8. Technical Comparison and Differentiation

Compared to standard SMD or PLCC (Plastic Leaded Chip Carrier) package LEDs, this device offers distinct advantages for signage applications. The primary differentiator is its integrated lens design, which provides superior control over the viewing angle and a smoother radiation pattern without the need for additional external lenses. This integration reduces part count, simplifies assembly, and can lower the total system cost and size. The use of advanced epoxy also offers better environmental resistance (moisture, UV) than some standard packages, making it more robust for outdoor applications.

9. Frequently Asked Questions (Based on Technical Parameters)

Q: What is the main advantage of the narrow viewing angle?

A: A narrow viewing angle concentrates the light output into a smaller cone, resulting in higher axial luminous intensity (candelas). This makes the sign or display appear brighter when viewed straight on, which is often the primary viewing direction, improving visibility and efficiency.

Q: Why is the device rated MSL3, and what does it mean for my production?

A: MSL3 indicates the plastic package can absorb moisture from the air. During reflow soldering, this trapped moisture can vaporize rapidly, causing internal damage (\"popcorning\"). It mandates controlled storage and a limited \"floor life\" after the bag is opened (168 hours under specified conditions), after which baking is required before soldering.

Q: Can I drive this LED directly from a 3.3V or 5V power supply?

A: No. The forward voltage varies, and an LED is a diode whose current increases exponentially with voltage.
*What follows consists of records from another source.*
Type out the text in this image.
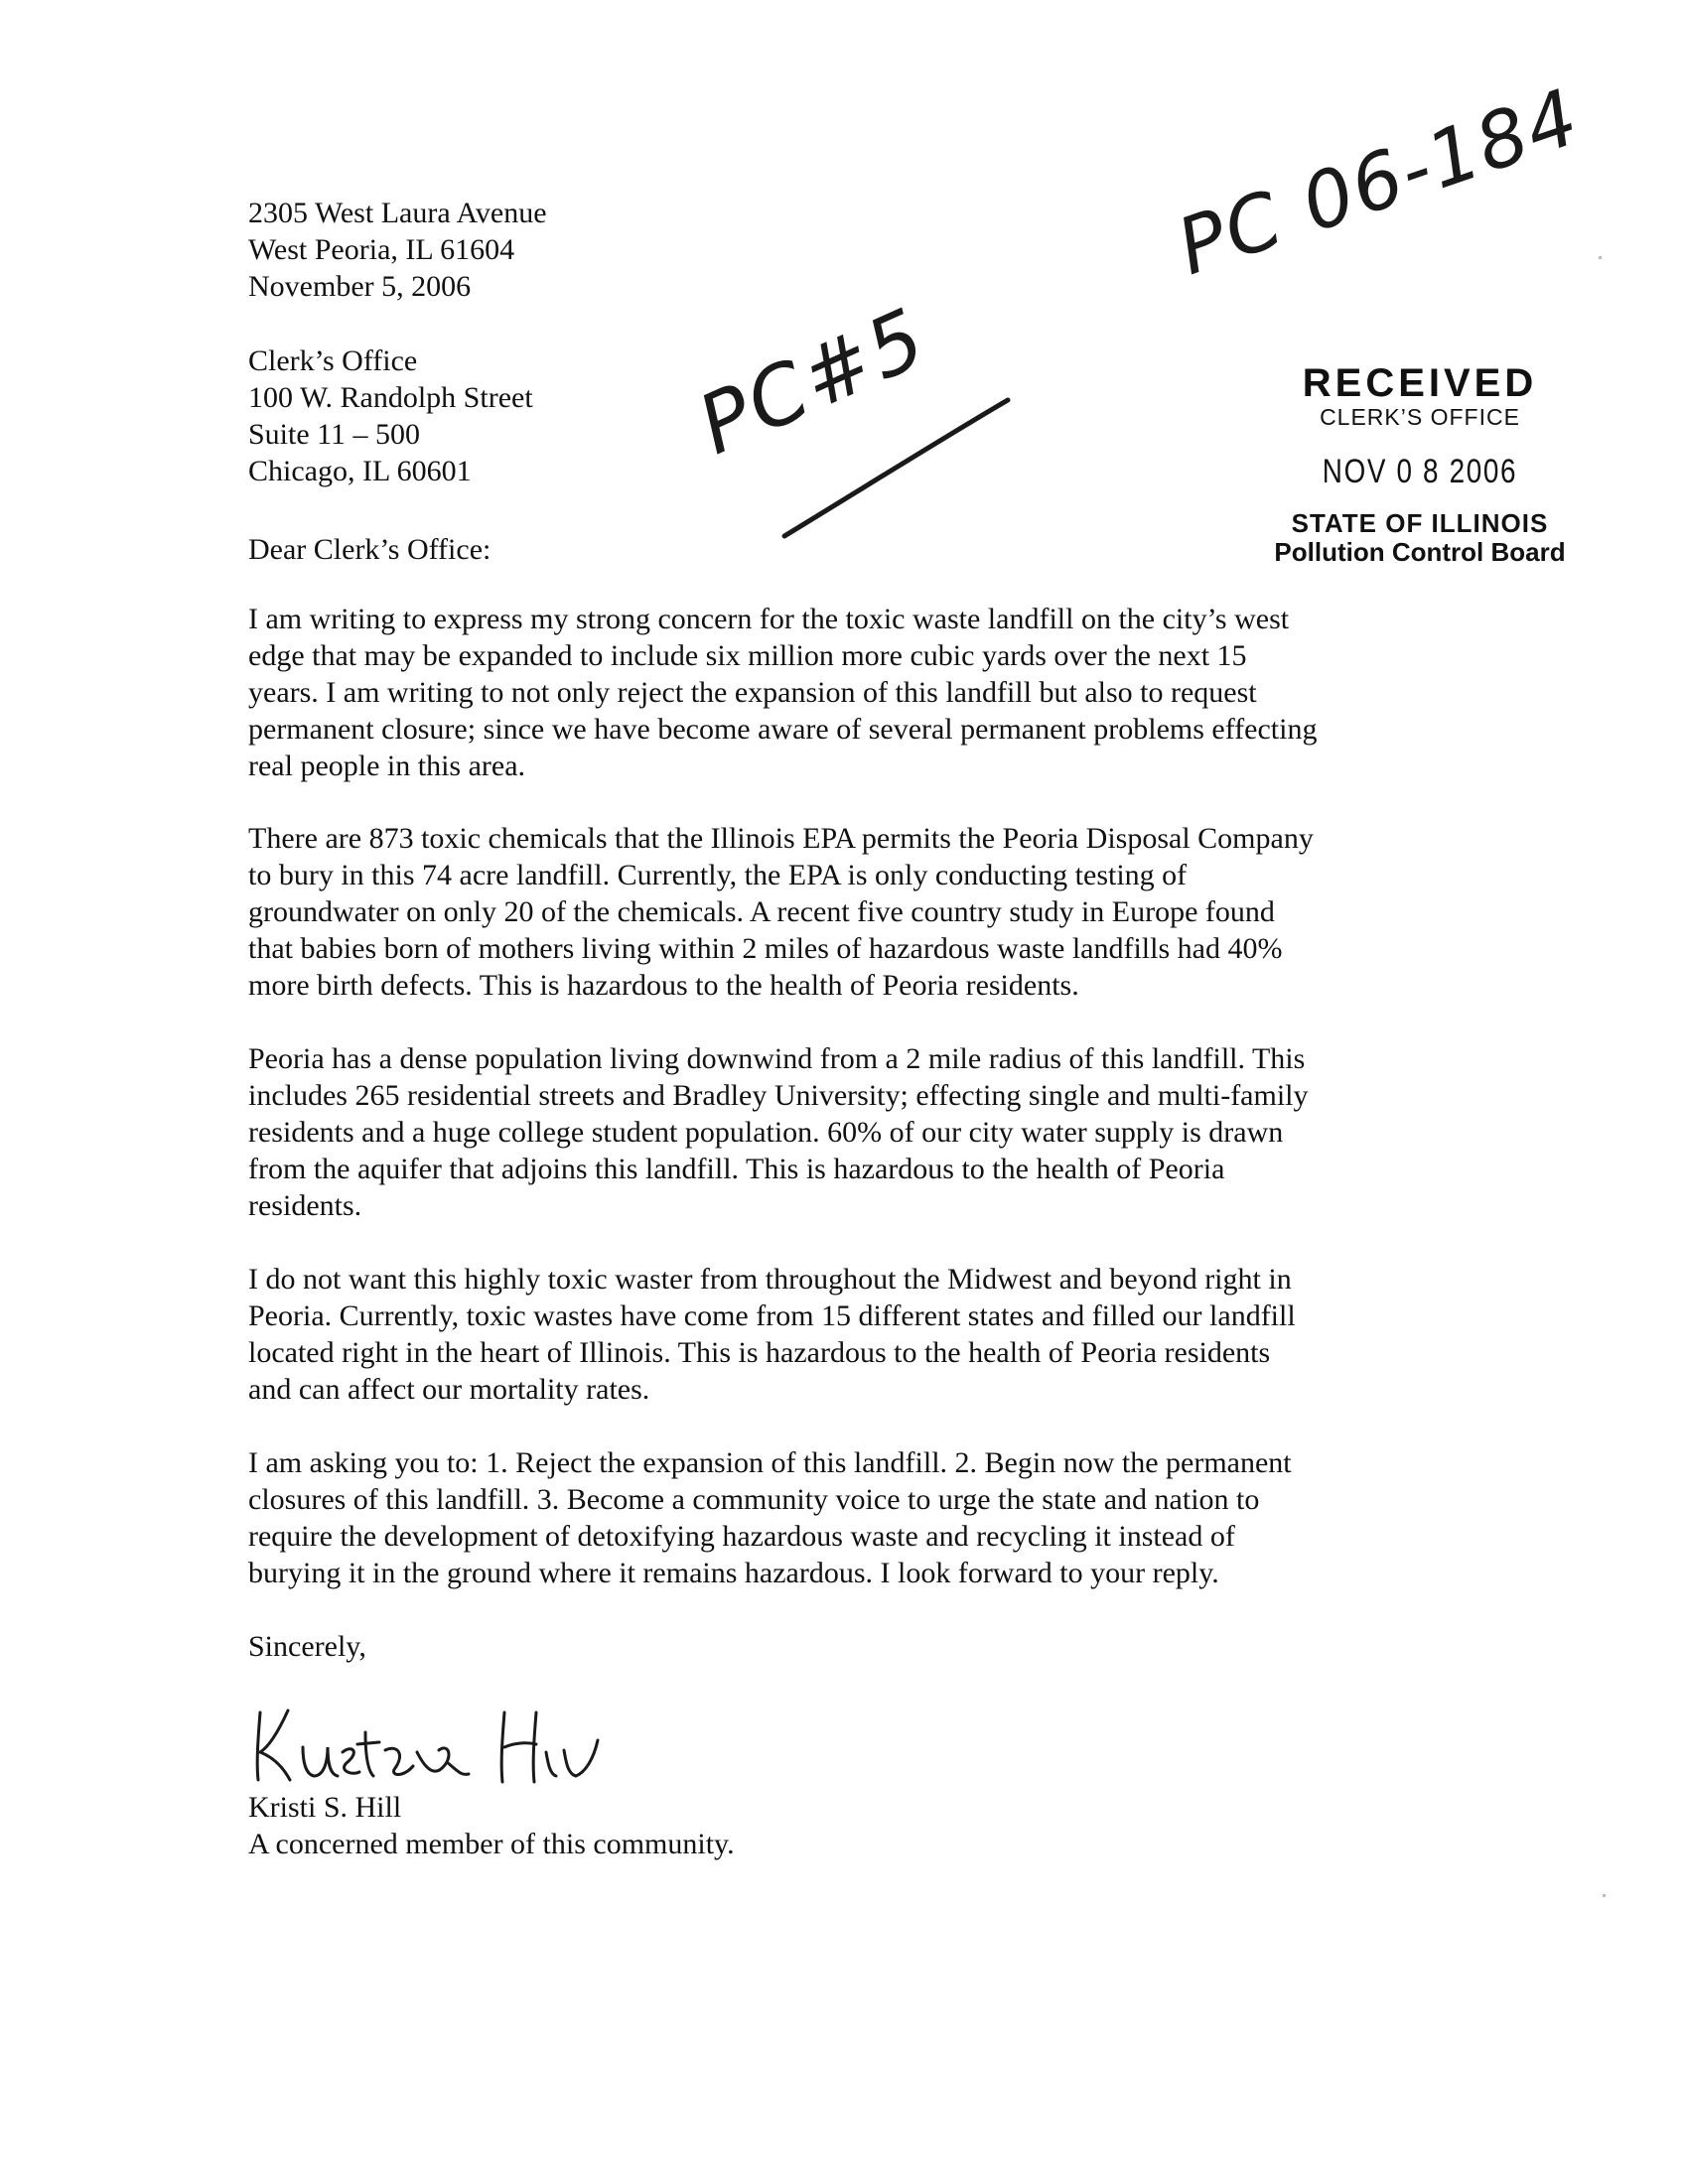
2305 West Laura Avenue
West Peoria, IL 61604
November 5, 2006
Clerk’s Office
100 W. Randolph Street
Suite 11 – 500
Chicago, IL 60601
PC 06-184
PC#5	RECEIVED
CLERK’S OFFICE
NOV 0 8 2006
STATE OF ILLINOIS
Pollution Control Board
Dear Clerk’s Office:
I am writing to express my strong concern for the toxic waste landfill on the city’s west
edge that may be expanded to include six million more cubic yards over the next 15
years. I am writing to not only reject the expansion of this landfill but also to request
permanent closure; since we have become aware of several permanent problems effecting
real people in this area.
There are 873 toxic chemicals that the Illinois EPA permits the Peoria Disposal Company
to bury in this 74 acre landfill. Currently, the EPA is only conducting testing of
groundwater on only 20 of the chemicals. A recent five country study in Europe found
that babies born of mothers living within 2 miles of hazardous waste landfills had 40%
more birth defects. This is hazardous to the health of Peoria residents.
Peoria has a dense population living downwind from a 2 mile radius of this landfill. This
includes 265 residential streets and Bradley University; effecting single and multi-family
residents and a huge college student population. 60% of our city water supply is drawn
from the aquifer that adjoins this landfill. This is hazardous to the health of Peoria
residents.
I do not want this highly toxic waster from throughout the Midwest and beyond right in
Peoria. Currently, toxic wastes have come from 15 different states and filled our landfill
located right in the heart of Illinois. This is hazardous to the health of Peoria residents
and can affect our mortality rates.
I am asking you to: 1. Reject the expansion of this landfill. 2. Begin now the permanent
closures of this landfill. 3. Become a community voice to urge the state and nation to
require the development of detoxifying hazardous waste and recycling it instead of
burying it in the ground where it remains hazardous. I look forward to your reply.
Sincerely,
Kristi S. Hill
A concerned member of this community.
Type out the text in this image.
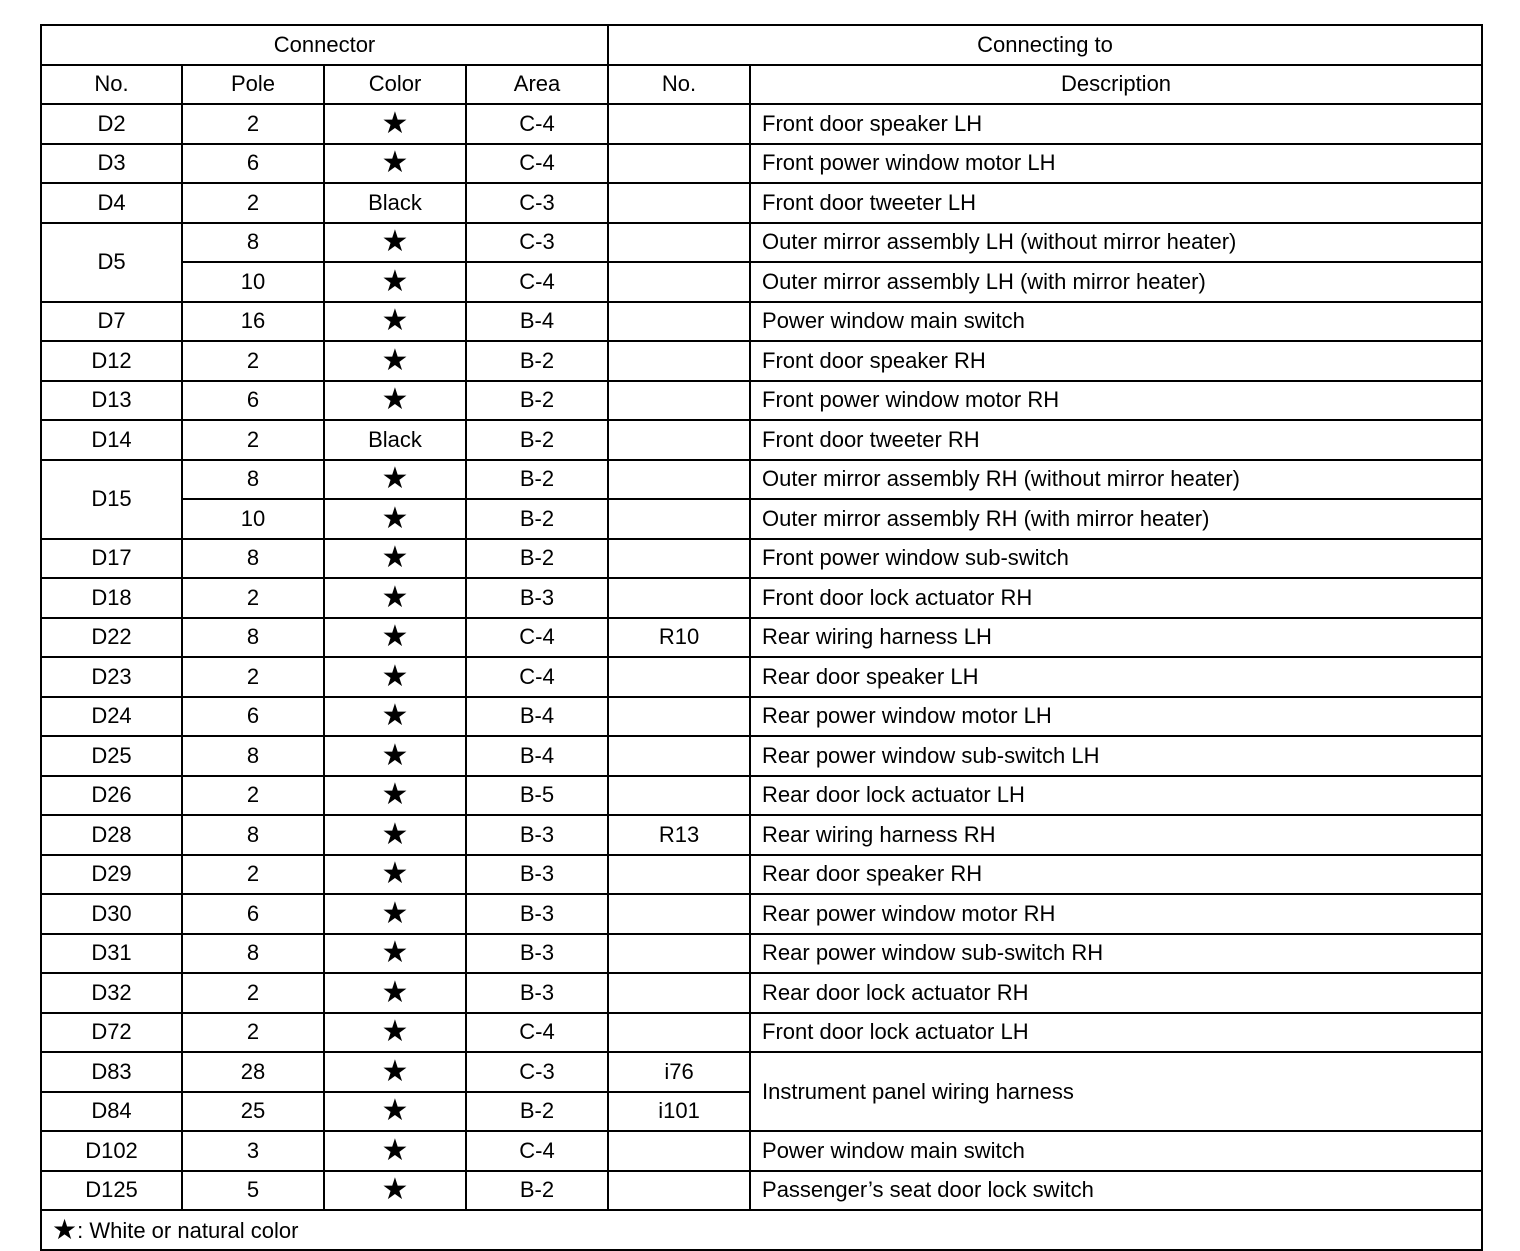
Connector				Connecting to	
No.	Pole	Color	Area	No.	Description
D2	2	★	C-4		Front door speaker LH
D3	6	★	C-4		Front power window motor LH
D4	2	Black	C-3		Front door tweeter LH
D5	8	★	C-3		Outer mirror assembly LH (without mirror heater)
	10	★	C-4		Outer mirror assembly LH (with mirror heater)
D7	16	★	B-4		Power window main switch
D12	2	★	B-2		Front door speaker RH
D13	6	★	B-2		Front power window motor RH
D14	2	Black	B-2		Front door tweeter RH
D15	8	★	B-2		Outer mirror assembly RH (without mirror heater)
	10	★	B-2		Outer mirror assembly RH (with mirror heater)
D17	8	★	B-2		Front power window sub-switch
D18	2	★	B-3		Front door lock actuator RH
D22	8	★	C-4	R10	Rear wiring harness LH
D23	2	★	C-4		Rear door speaker LH
D24	6	★	B-4		Rear power window motor LH
D25	8	★	B-4		Rear power window sub-switch LH
D26	2	★	B-5		Rear door lock actuator LH
D28	8	★	B-3	R13	Rear wiring harness RH
D29	2	★	B-3		Rear door speaker RH
D30	6	★	B-3		Rear power window motor RH
D31	8	★	B-3		Rear power window sub-switch RH
D32	2	★	B-3		Rear door lock actuator RH
D72	2	★	C-4		Front door lock actuator LH
D83	28	★	C-3	i76	Instrument panel wiring harness
D84	25	★	B-2	i101	
D102	3	★	C-4		Power window main switch
D125	5	★	B-2		Passenger’s seat door lock switch
★: White or natural color					
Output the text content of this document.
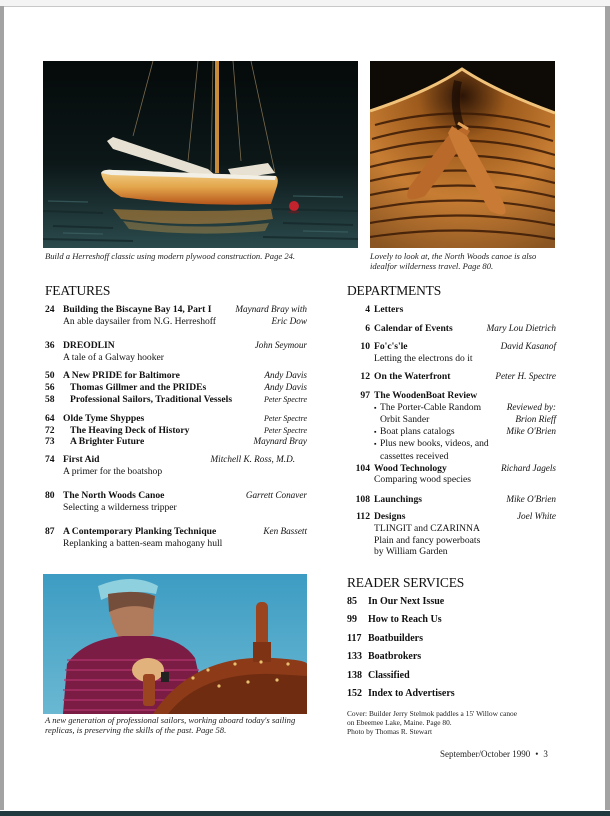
Build a Herreshoff classic using modern plywood construction. Page 24.	Lovely to look at, the North Woods canoe is also idealfor wilderness travel. Page 80.
A new generation of professional sailors, working aboard today's sailing replicas, is preserving the skills of the past. Page 58.
FEATURES
24 Building the Biscayne Bay 14, Part I	Maynard Bray with
An able daysailer from N.G. Herreshoff	Eric Dow
36 DREODLIN	John Seymour
A tale of a Galway hooker
50 A New PRIDE for Baltimore	Andy Davis
56	Thomas Gillmer and the PRIDEs	Andy Davis
58	Professional Sailors, Traditional Vessels	Peter Spectre
64 Olde Tyme Shyppes	Peter Spectre
72	The Heaving Deck of History	Peter Spectre
73	A Brighter Future	Maynard Bray
74 First Aid	Mitchell K. Ross, M.D.
A primer for the boatshop
80 The North Woods Canoe	Garrett Conaver
Selecting a wilderness tripper
87 A Contemporary Planking Technique	Ken Bassett
Replanking a batten-seam mahogany hull
DEPARTMENTS
4 Letters
6 Calendar of Events	Mary Lou Dietrich
10 Fo'c's'le	David Kasanof
Letting the electrons do it
12 On the Waterfront	Peter H. Spectre
97 The WoodenBoat Review
▪ The Porter-Cable Random	Reviewed by:
Orbit Sander	Brion Rieff
▪ Boat plans catalogs	Mike O'Brien
▪ Plus new books, videos, and
cassettes received
104 Wood Technology	Richard Jagels
Comparing wood species
108 Launchings	Mike O'Brien
112 Designs	Joel White
TLINGIT and CZARINNA
Plain and fancy powerboats
by William Garden
READER SERVICES
85 In Our Next Issue
99 How to Reach Us
117 Boatbuilders
133 Boatbrokers
138 Classified
152 Index to Advertisers
Cover: Builder Jerry Stelmok paddles a 15' Willow canoe
on Ebeemee Lake, Maine. Page 80.
Photo by Thomas R. Stewart
September/October 1990 • 3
Connecting it directly to a voltage source, even 3.3V, would likely cause excessive current, overheating, and rapid failure. A series current-limiting resistor or, preferably, a dedicated constant-current LED driver circuit must be used.

Q: How do I interpret the bin codes (W, X, Y, Y1, Y2, etc.)?

A: The letter (W/X/Y) indicates the luminous intensity range of the LED. The number following \"Y\" (Y1/Y2/Y3/Y4) indicates its color (hue) bin. For consistent appearance in a product, it is advisable to specify and use LEDs from the same intensity and color bin.

10. Practical Application Case Study

Scenario: Designing an Outdoor Bus Stop Information Panel

An engineer is designing a solar-powered, outdoor bus stop display that shows route and schedule information. The display must be readable in direct sunlight and operate reliably in varying weather conditions (-10°C to 50°C ambient).

Design Choices:

1. The LTWMR4DX3KY is selected for its high brightness (up to 12,000 mcd) to overcome ambient light.

2. Its narrow viewing angle (30-35°) is ideal as passengers typically view the sign from a limited range of positions directly in front.

3. The moisture-resistant and UV-protected package is critical for long-term outdoor durability.

4. The MSL3 rating requires the manufacturing partner to follow strict moisture control procedures during PCB assembly.

5. The PCB layout incorporates the recommended pad pattern, with the P3 pad connected to a large copper pour acting as a heatsink to manage the ~60mW of heat generated per LED at 20mA.

6. A constant-current driver IC is used to power a matrix of these LEDs, ensuring uniform brightness despite forward voltage variations and providing dimming capability for night-time operation to save power.

This case highlights how the device's specific parameters directly inform and enable a robust, real-world design.